Assinada por entidades como o Movimento dos Trabalhadores Rurais Sem Terra (MST), o Instituto Brasileiro de Defesa do Consumidor (Idec), o Greenpeace, o Movimento dos Atingidos por Barragens (MAB) e o Fórum Nacional das Entidades Civis de Defesa do Consumidor, a nota “repudia fortemente o presidente Lula por haver sancionado a nova Lei de Biossegurança”. A decisão, segundo a nota, “concretizou os planos das multinacionais de biotecnologia permitindo que um número reduzido de cientistas da CTNBio decida questões de grande complexidade científica em processo sumário”. “O presidente Lula”, acrescenta o texto, “prestou um desserviço inédito na história do país, ao isentar a tecnologia dos transgênicos de licenciamento ambiental com estudo de impacto ambiental”. Essa decisão, dizem ainda as entidades, é um precedente para a liberação de outras atividades potencialmente causadoras de degradação ambiental.
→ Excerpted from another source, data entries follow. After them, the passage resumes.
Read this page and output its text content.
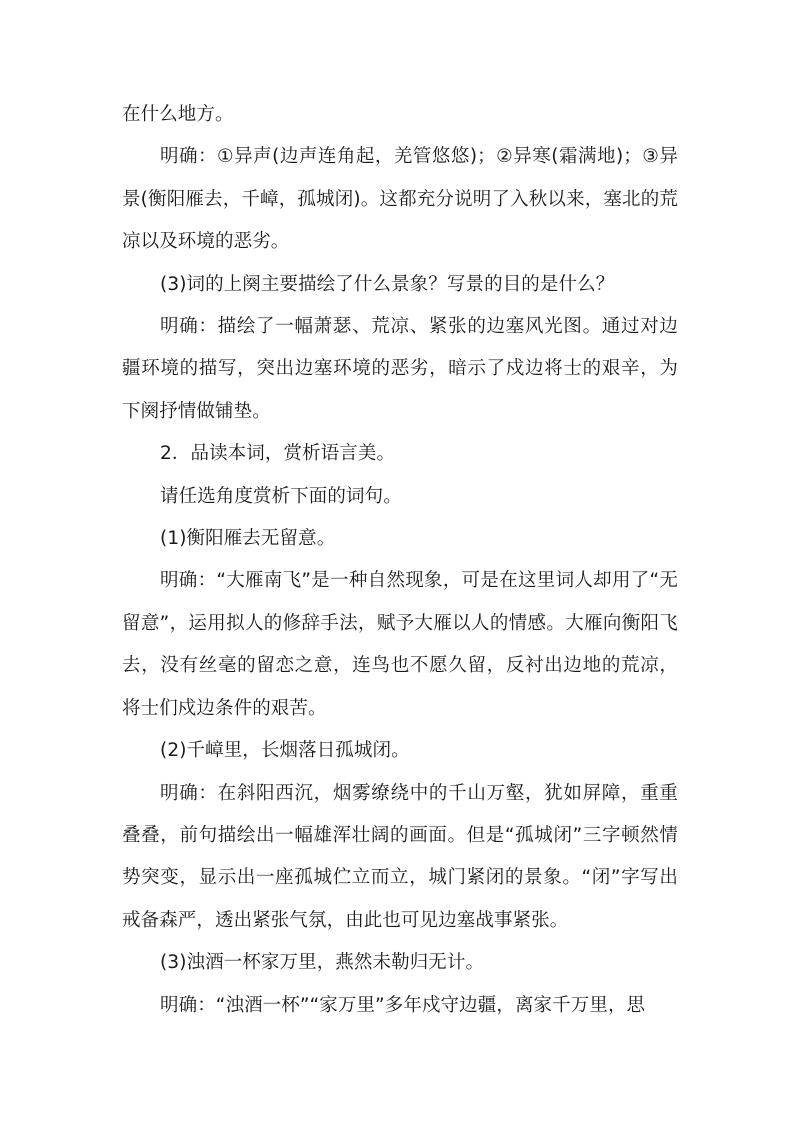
在什么地方。

明确：①异声(边声连角起，羌管悠悠)；②异寒(霜满地)；③异景(衡阳雁去，千嶂，孤城闭)。这都充分说明了入秋以来，塞北的荒凉以及环境的恶劣。

(3)词的上阕主要描绘了什么景象？写景的目的是什么？

明确：描绘了一幅萧瑟、荒凉、紧张的边塞风光图。通过对边疆环境的描写，突出边塞环境的恶劣，暗示了戍边将士的艰辛，为下阕抒情做铺垫。

2．品读本词，赏析语言美。

请任选角度赏析下面的词句。

(1)衡阳雁去无留意。

明确：“大雁南飞”是一种自然现象，可是在这里词人却用了“无留意”，运用拟人的修辞手法，赋予大雁以人的情感。大雁向衡阳飞去，没有丝毫的留恋之意，连鸟也不愿久留，反衬出边地的荒凉，将士们戍边条件的艰苦。

(2)千嶂里，长烟落日孤城闭。

明确：在斜阳西沉，烟雾缭绕中的千山万壑，犹如屏障，重重叠叠，前句描绘出一幅雄浑壮阔的画面。但是“孤城闭”三字顿然情势突变，显示出一座孤城伫立而立，城门紧闭的景象。“闭”字写出戒备森严，透出紧张气氛，由此也可见边塞战事紧张。

(3)浊酒一杯家万里，燕然未勒归无计。

明确：“浊酒一杯”“家万里”多年戍守边疆，离家千万里，思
Para elas, “é evidente que o PT e o governo Lula trabalharam ativamente para retirar dos ministérios do Meio Ambiente e da Saúde as suas competências constitucionais, facilitando a liberação irresponsável de transgênicos no território nacional”. A nota acusa ainda o governo de ter incluído as pesquisas com células-tronco embrionárias no texto da Lei de Biossegurança como forma de facilitar a liberação dos transgênicos no Congresso. Sancionada a lei, as entidades pretendem desencadear uma campanha de esclarecimento junto à população contra o consumo de alimentos modificados geneticamente. Do ponto de vista político, deve aumentar a distância entre o movimento ambientalista e o governo federal. A frase final da nota dá o tom de como anda essa relação: “é com pesar que as entidades reconhecem que o governo Lula não está à altura das suas responsabilidades constitucionais, ao não ser capaz de zelar pelos interesses do país”.